The easiest choices are to increase taxes to help pay for it or to reduce the benefits for seniors. Try either one of those and you will see what kind of political headache we will inherit overnight...
Used properly, pharmaceuticals will keep people out of hospitals and make their hospital stay when they have to go a shorter period of time because of the proper use of prescription drugs which in many cases are not available today."
(Frist) "The whole idea of innovating now with careful protection for people who are in the program itself is to see if the marketplace will work. If our model works and competition, true competition, comes to the table where individuals are empowered to consume, to make smart choices outside of price fixing, it may well be that we don't have to do anything in terms of raising taxes in the future.
If we use the traditional model, the 1965 model, of benefits that are micromanaged by congressmen, senators actually sitting here and setting prices, not having preventative medicine, not having coordinated care, not having disease management, then absolutely - if we are not going to change, as this bill begins to change, you would have to cut benefits or raise taxes. If this model works, you would not have to."
(Frist) "I predict it will not be the case, because it is voluntary. These are new benefits that are on the table that seniors do not otherwise have access to ... we are talking about drugs, something that is of value to people that they are going to be getting in eight months that they don't have access to now."
(Breaux) "I think it is a good program.
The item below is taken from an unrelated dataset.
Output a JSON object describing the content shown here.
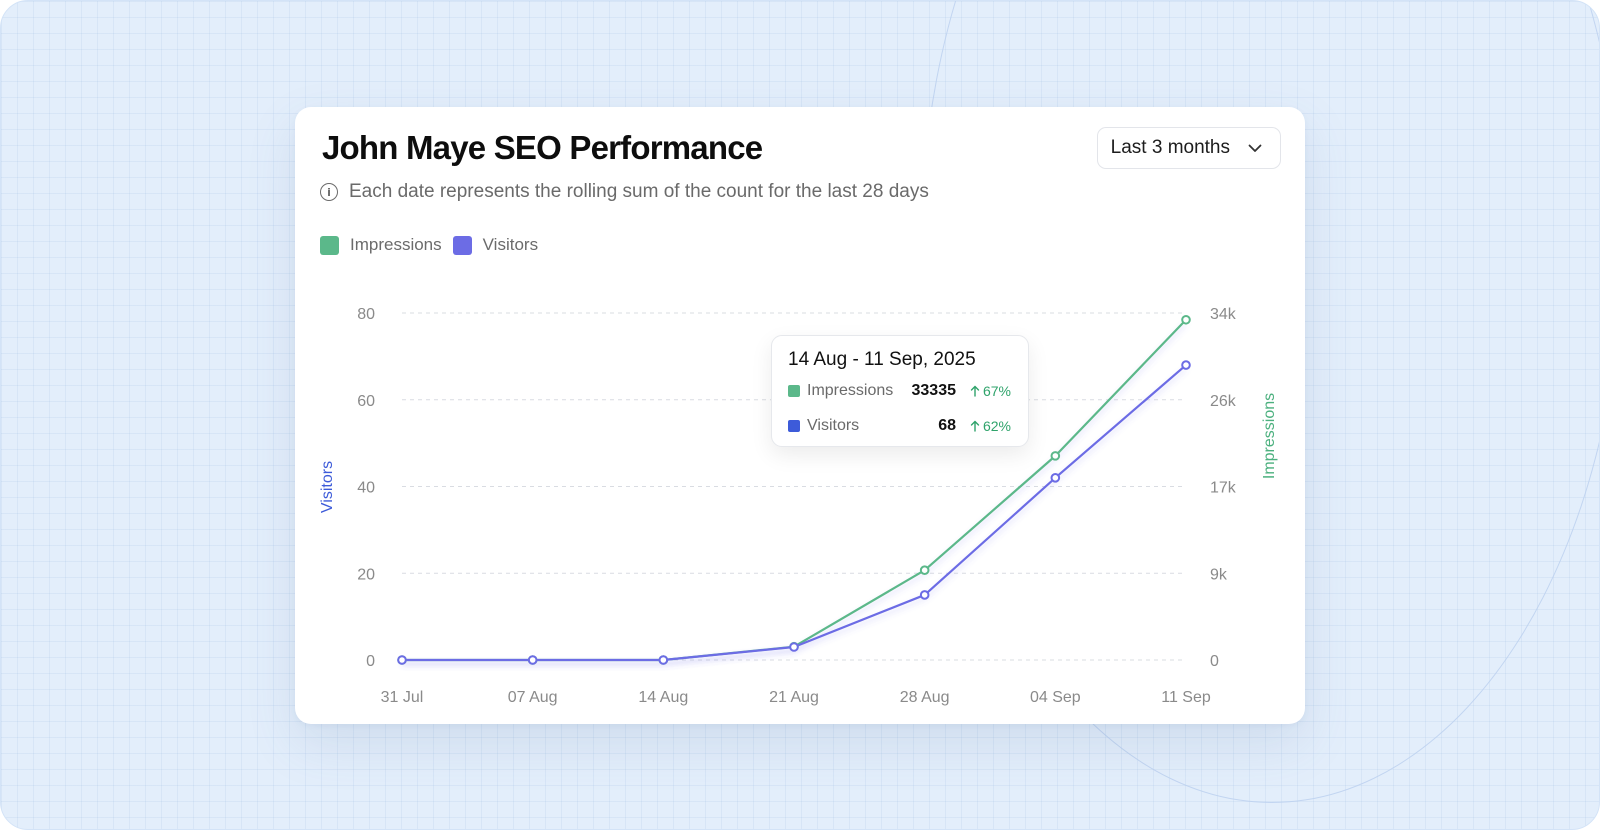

If we can't sell it, we should do something else."
(Breaux) "This bill has Democratic principles in it because of Senator Max Baucus fighting very hard for this ... there are things that are good for low-income seniors ... I would want to say we were part of that process. I would not want to see a Medicare reform bill that contains prescription drugs not pass with Democratic support. Democrats have to recognize that while this is not perhaps a perfect bill, it is one that deserves our support. We ought to jump on the bandwagon and be part of the parade because we have helped influence the final product. "
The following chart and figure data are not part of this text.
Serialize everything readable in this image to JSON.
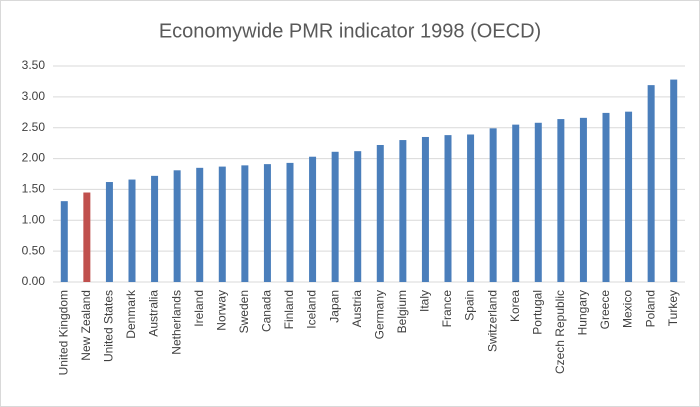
{
  "chart_data": {
    "type": "bar",
    "title": "Economywide PMR indicator 1998 (OECD)",
    "categories": [
      "United Kingdom",
      "New Zealand",
      "United States",
      "Denmark",
      "Australia",
      "Netherlands",
      "Ireland",
      "Norway",
      "Sweden",
      "Canada",
      "Finland",
      "Iceland",
      "Japan",
      "Austria",
      "Germany",
      "Belgium",
      "Italy",
      "France",
      "Spain",
      "Switzerland",
      "Korea",
      "Portugal",
      "Czech Republic",
      "Hungary",
      "Greece",
      "Mexico",
      "Poland",
      "Turkey"
    ],
    "values": [
      1.31,
      1.45,
      1.62,
      1.66,
      1.72,
      1.81,
      1.85,
      1.87,
      1.89,
      1.91,
      1.93,
      2.03,
      2.11,
      2.12,
      2.22,
      2.3,
      2.35,
      2.38,
      2.39,
      2.49,
      2.55,
      2.58,
      2.64,
      2.66,
      2.74,
      2.76,
      3.19,
      3.28
    ],
    "colors": [
      "#4a7ebb",
      "#c0504d",
      "#4a7ebb",
      "#4a7ebb",
      "#4a7ebb",
      "#4a7ebb",
      "#4a7ebb",
      "#4a7ebb",
      "#4a7ebb",
      "#4a7ebb",
      "#4a7ebb",
      "#4a7ebb",
      "#4a7ebb",
      "#4a7ebb",
      "#4a7ebb",
      "#4a7ebb",
      "#4a7ebb",
      "#4a7ebb",
      "#4a7ebb",
      "#4a7ebb",
      "#4a7ebb",
      "#4a7ebb",
      "#4a7ebb",
      "#4a7ebb",
      "#4a7ebb",
      "#4a7ebb",
      "#4a7ebb",
      "#4a7ebb"
    ],
    "ylim": [
      0,
      3.5
    ],
    "yticks": [
      {
        "value": 0,
        "label": "0.00"
      },
      {
        "value": 0.5,
        "label": "0.50"
      },
      {
        "value": 1,
        "label": "1.00"
      },
      {
        "value": 1.5,
        "label": "1.50"
      },
      {
        "value": 2,
        "label": "2.00"
      },
      {
        "value": 2.5,
        "label": "2.50"
      },
      {
        "value": 3,
        "label": "3.00"
      },
      {
        "value": 3.5,
        "label": "3.50"
      }
    ],
    "grid": true
  }
}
(Frist) "The problem is 24 million seniors do not have appropriate plans to cover drugs and so they are not getting drugs for their cancer therapy, for their hypertension, for their Alzheimers, for their Parkinsons. The fact that we are opening up that market so they can get healthcare ... means that the market is greatly expanded. And in that sense if you are in the business of selling drugs, that is very positive, it is a larger market.
Long term, the purpose of having competition, of having transparency, of having consumer choice, of having competitive bidding which is injected in this bill which does not exist in Medicare today at all for anything. For the first time, we are going to have a private healthcare plan bidding against a private healthcare plan. ...That is the first time that has ever existed in this huge entitlement program of Medicare today.
If you believe in the marketplace, if you believe in competition, and some people don't, if you believe in market forces and the power of market forces, I find it hard to argue that there is not going to be an effect both on prices as well as quality because you have the transparency to measure it as we go forth..."
(Breaux) "Now members are excluded only because of who they are and what they feel ... it is most unfortunate as far as process is concerned. And that is why I said unnecessary partisan politics is destroying this institution's [the Senate's] ability to get things done. ...I had a choice of not being in the room or being in the room and helping design and produce a better product. I think the choice was clear.